Они поставили его к стенке и расстреляли.

Вы спросите: почему? Вот что я по этому поводу думаю. Они читали Карла Маркса и поняли его так, что надо все разделить, чтоб ни у кого ничего не было. А Беня не читал Карла Маркса и полагал, что надо все делить поровну, но чтоб у каждого что-нибудь да было. Пуля решила этот спор, и они до сих пор уверены, что были правы.

Милиционер в черном мундире вразвалку подошел к старому еврею и положил ему на плечо руку в белой перчатке.

Милиционер. Пройдемте, гражданин. За такие речи перед иностранными туристами вас по головке не погладят.

Он защелкнул браслет наручников на правой кисти старого еврея, приковав его цепочкой к своей левой руке.

Старый еврей. Итак, вы видите… Он тоже читал когда-то Карла Маркса. Одним словом, прощайте. Будьте здоровы и внимательны. Возьмите, мистер, ваши часы. А это, мадам, если не ошибаюсь, ваш браслет.
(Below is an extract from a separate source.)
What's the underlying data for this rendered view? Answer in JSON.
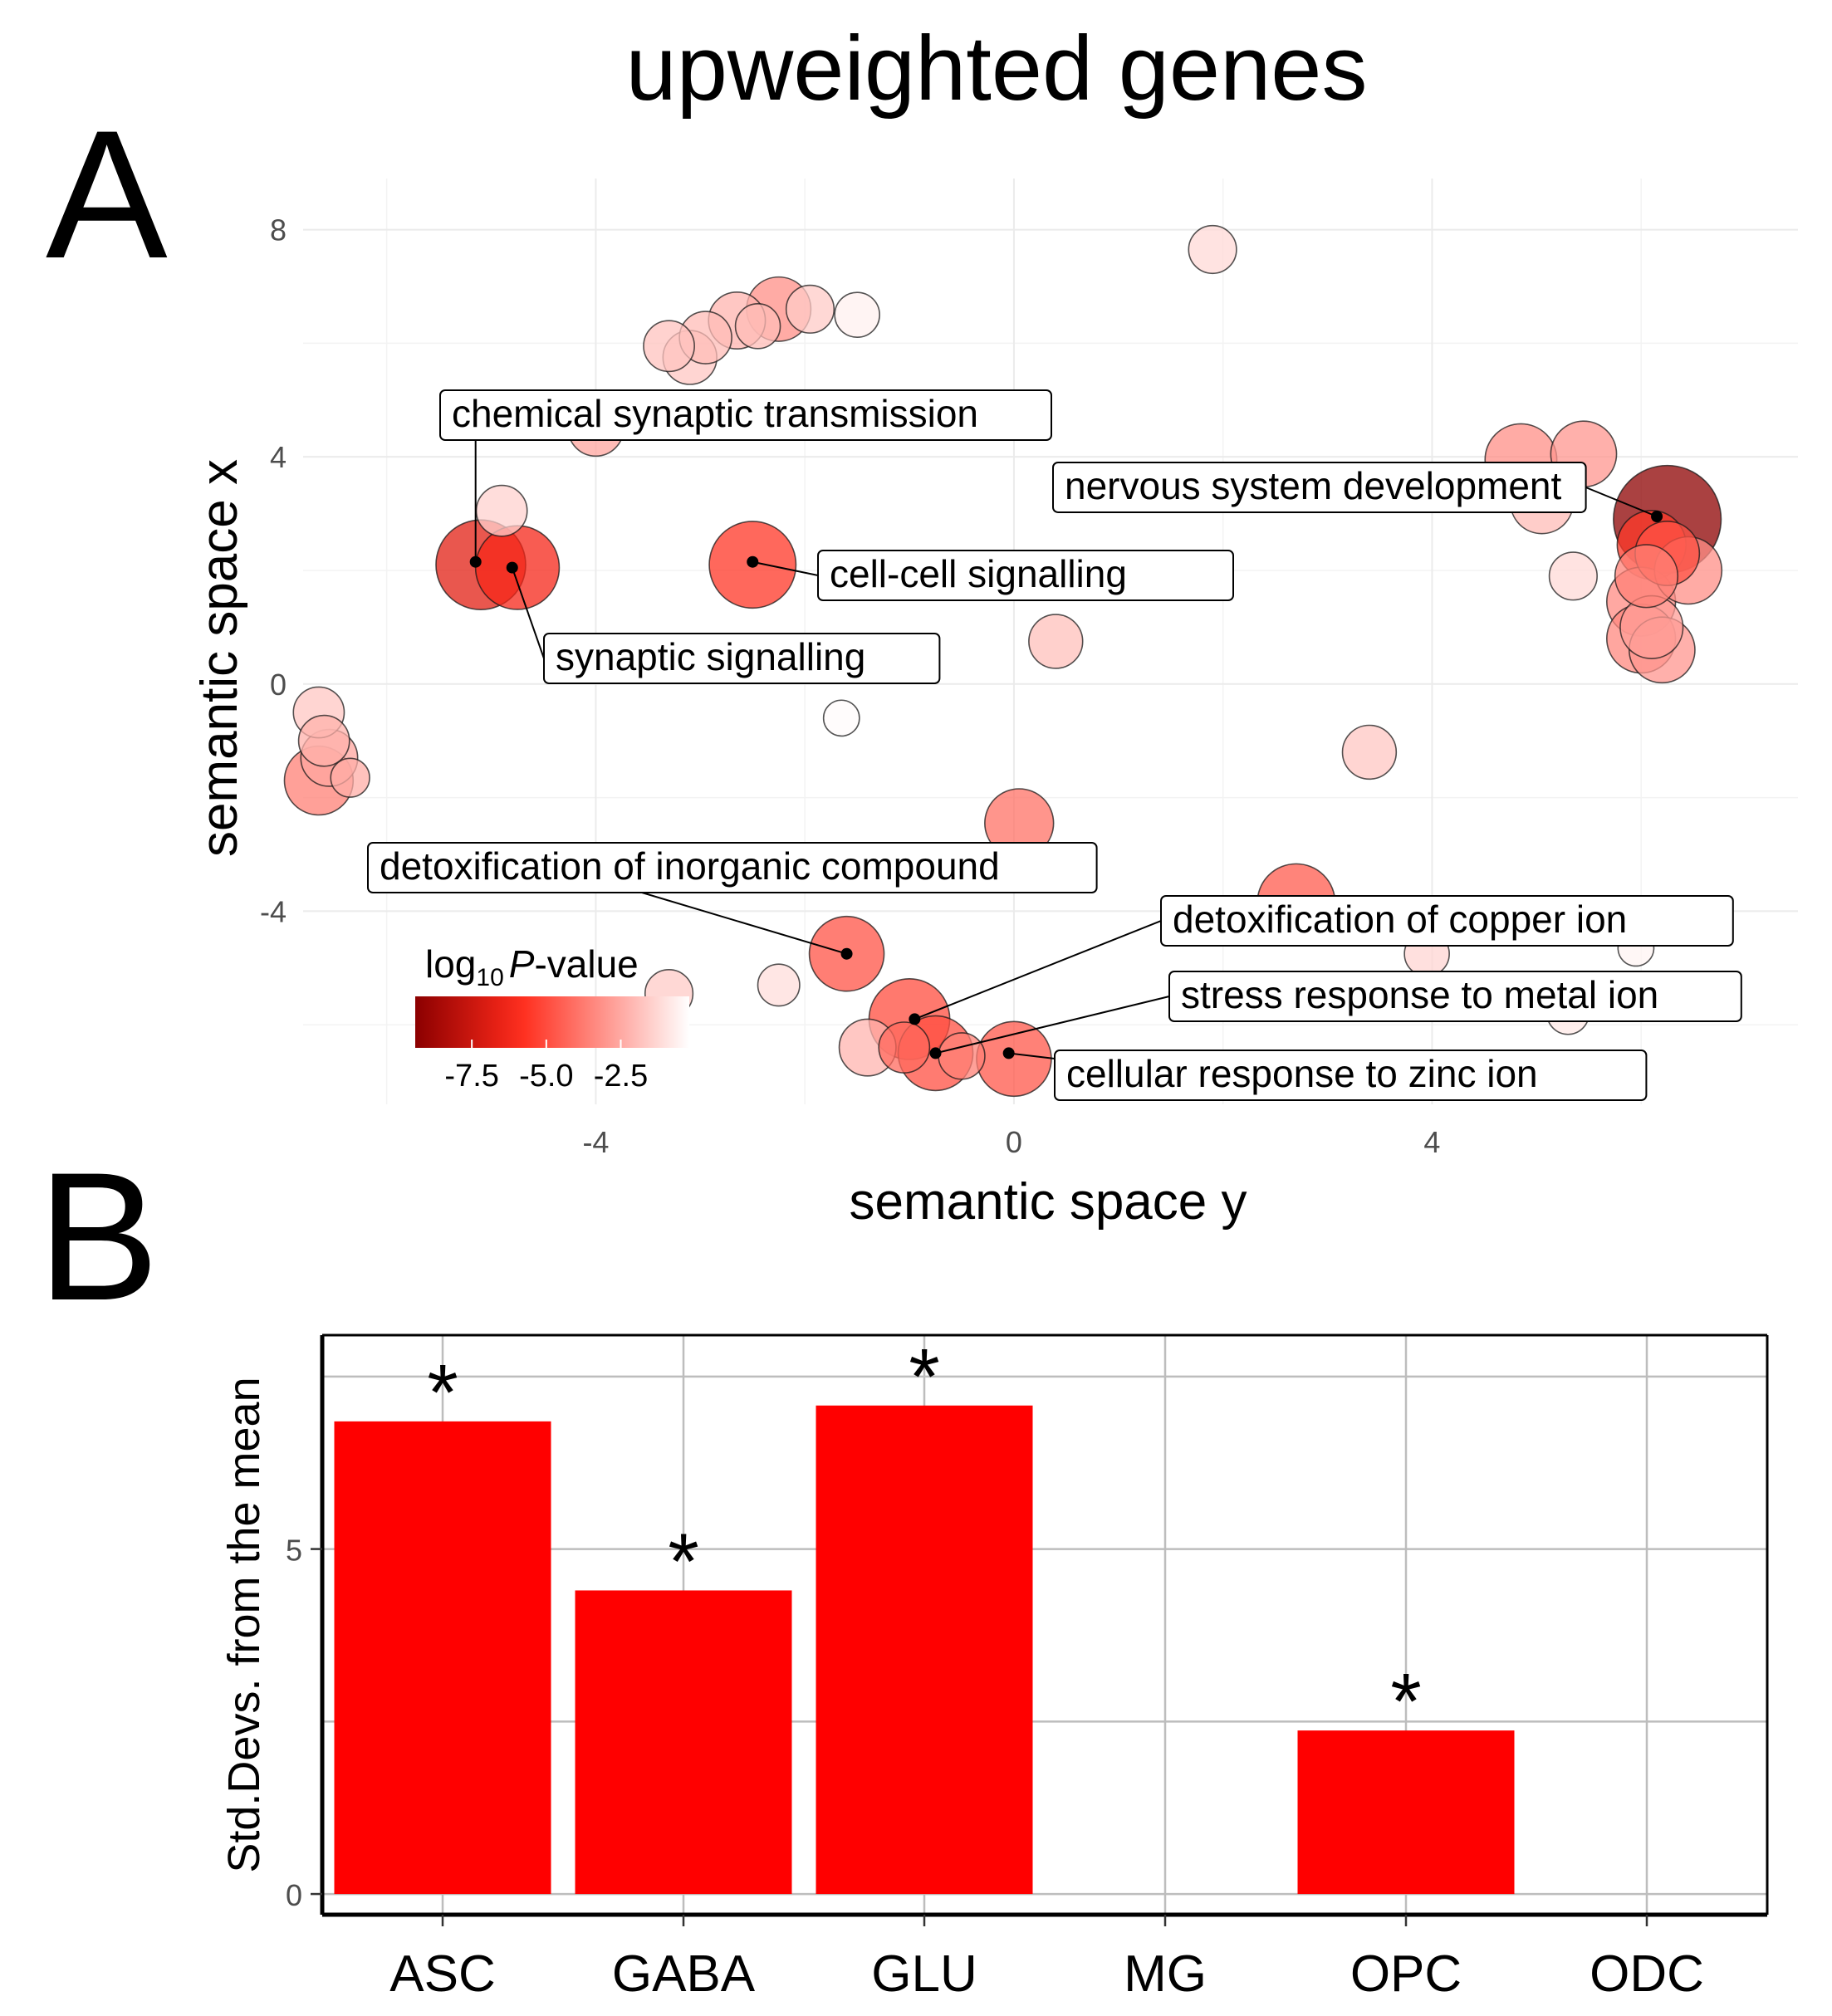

Пока вы слушали меня, я немножко размял пальцы. Возьмите обратно. Они у меня все равно конфискуют. Не надо благодарностей. Я вам только напомнил, что вы в Одессе, где надо беречь свои карманы. Гуд бай. До свидания. Оревуар, аривидерчи…

Белоснежный лайнер отошел от пирса, прощаясь с Одессой воем американского джаза.

Старый еврей и милиционер, скованные вместе наручниками, удаляются вверх по знаменитой лестнице, как два закадычных приятеля, прогуливающиеся вдвоем, рука в руке. Они оба движутся, как будто пританцовывают в ритм джаза, потому что они оба дети Одессы-мамы.

КОНЕЦ

Париж — Иерусалим — Нью-Йорк 1971-1988г.